Have you ever wondered why humans, apparently the most intelligent of all life forms, are so confused about what to eat? Every time you open the newspaper or a magazine or turn on the news, there is a different message being trumpeted out.
Eggs are good, eggs are bad, just eat the egg whites, no eat the yolks too, for the lutein, oh no - sorry - eggs are bad for you again. Saturated fat is the killer, oh no not anymore, saturated fat is good for you. What the heck are you supposed to believe?? In light of all the seemingly conflicting “evidence”, what do most people do? Yes, you guessed it. They throw up their hands in despair, and say, well I am just going to keep eating what I like to eat until the scientists sort themselves out, and come up with the correct answer. And after all, if I give up ice cream today, I am only going to miss it, and be bummed, when I find out next year, that it is good for me again! This is where the complacency creeps in.
Isn't it funny too, how we all think we eat “pretty well”. So many overweight, unfit women eating salads and yogurt at their desks at work, but snacking at home at night. If I had $5 for every overweight, diabetic, hypertensive man (sorry, in this case it is usually the men) who happily says - I think I am pretty good for my age - I would have retired some time ago. Reality check, guys - George Clooney is “good for his age”! Ditto, for every man, who fondly pats his huge belly, and confesses rather conspiratorially, that he knows he could “do with losing 5 or ten pounds” when the reality is, that he is well over 50 pounds overweight. Most people, when polled, feel that they eat well most of the time, and just have “occasional treats”.
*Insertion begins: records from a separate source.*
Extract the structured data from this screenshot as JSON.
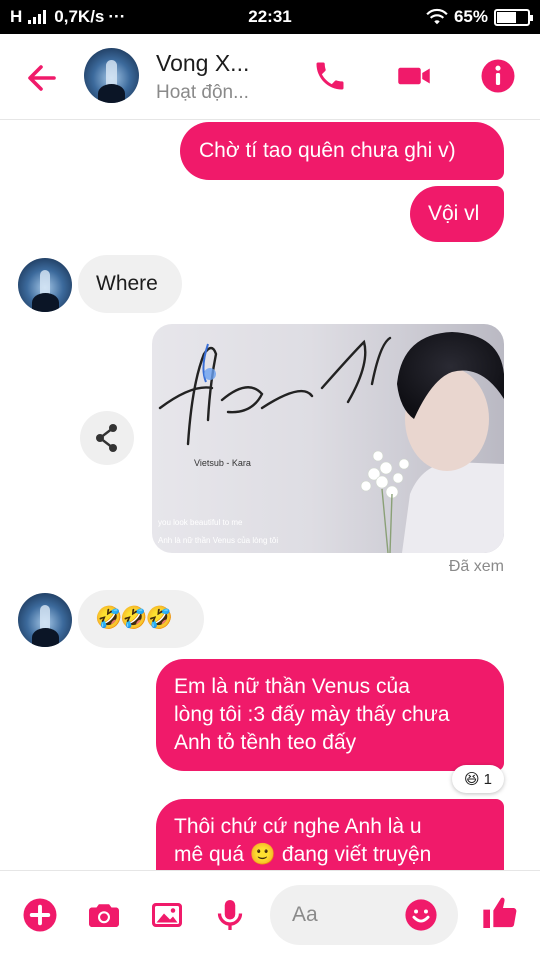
{
  "status_bar": {
    "network": "H",
    "speed": "0,7K/s",
    "dots": "···",
    "time": "22:31",
    "battery": "65%",
    "battery_level": 0.65
  },
  "header": {
    "contact_name": "Vong X...",
    "contact_status": "Hoạt độn...",
    "icons": [
      "back-arrow-icon",
      "phone-icon",
      "video-camera-icon",
      "info-icon"
    ],
    "accent": "#f01a6a"
  },
  "messages": {
    "m1": "Chờ tí tao quên chưa ghi v)",
    "m2": "Vội vl",
    "m3": "Where",
    "photo_title": "Beautiful",
    "photo_sub": "Vietsub - Kara",
    "photo_caption1": "you look beautiful to me",
    "photo_caption2": "Anh là nữ thần Venus của lòng tôi",
    "seen": "Đã xem",
    "m5_emoji": "🤣🤣🤣",
    "m6_l1": "Em là nữ thần Venus của",
    "m6_l2": "lòng tôi :3 đấy mày thấy chưa",
    "m6_l3": "Anh tỏ tềnh teo đấy",
    "reaction_emoji": "😆",
    "reaction_count": "1",
    "m7_l1": "Thôi chứ cứ nghe Anh là u",
    "m7_l2a": "mê quá",
    "m7_emoji": "🙂",
    "m7_l2b": "đang viết truyện"
  },
  "composer": {
    "placeholder": "Aa",
    "icons": [
      "plus-icon",
      "camera-icon",
      "image-icon",
      "microphone-icon",
      "emoji-icon",
      "thumbs-up-icon"
    ]
  },
  "colors": {
    "accent": "#f01a6a",
    "incoming_bubble": "#f0f0f0"
  }
}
One of the biggest problems leading to confusion about what to eat, is the focus on individual nutrients as opposed to whole foods. When we go to the grocery story, we are not there to buy nutrients - we are there to buy food. Unfortunately, often we are actually buying food-like substances and not real food at all. We obsessively read labels - as we have been taught to do, but at what cost.? We are now the unwitting victims of the food industry! “Low in fat” - great, must be good for me. “No added sugar” - even better, I know sugar causes cancer. The food industry has spent millions of dollars on packaging. It is well known that boxes with the words ‘Natural’ and differing versions of green on them cause consumers to buy more, feeling that they are doing the right thing for their health. Have a look at the cookie aisle to see what I mean.
This very misleading concept that health is found in a box is promoted by food manufacturers. Even this is a contradiction in terms isn't it!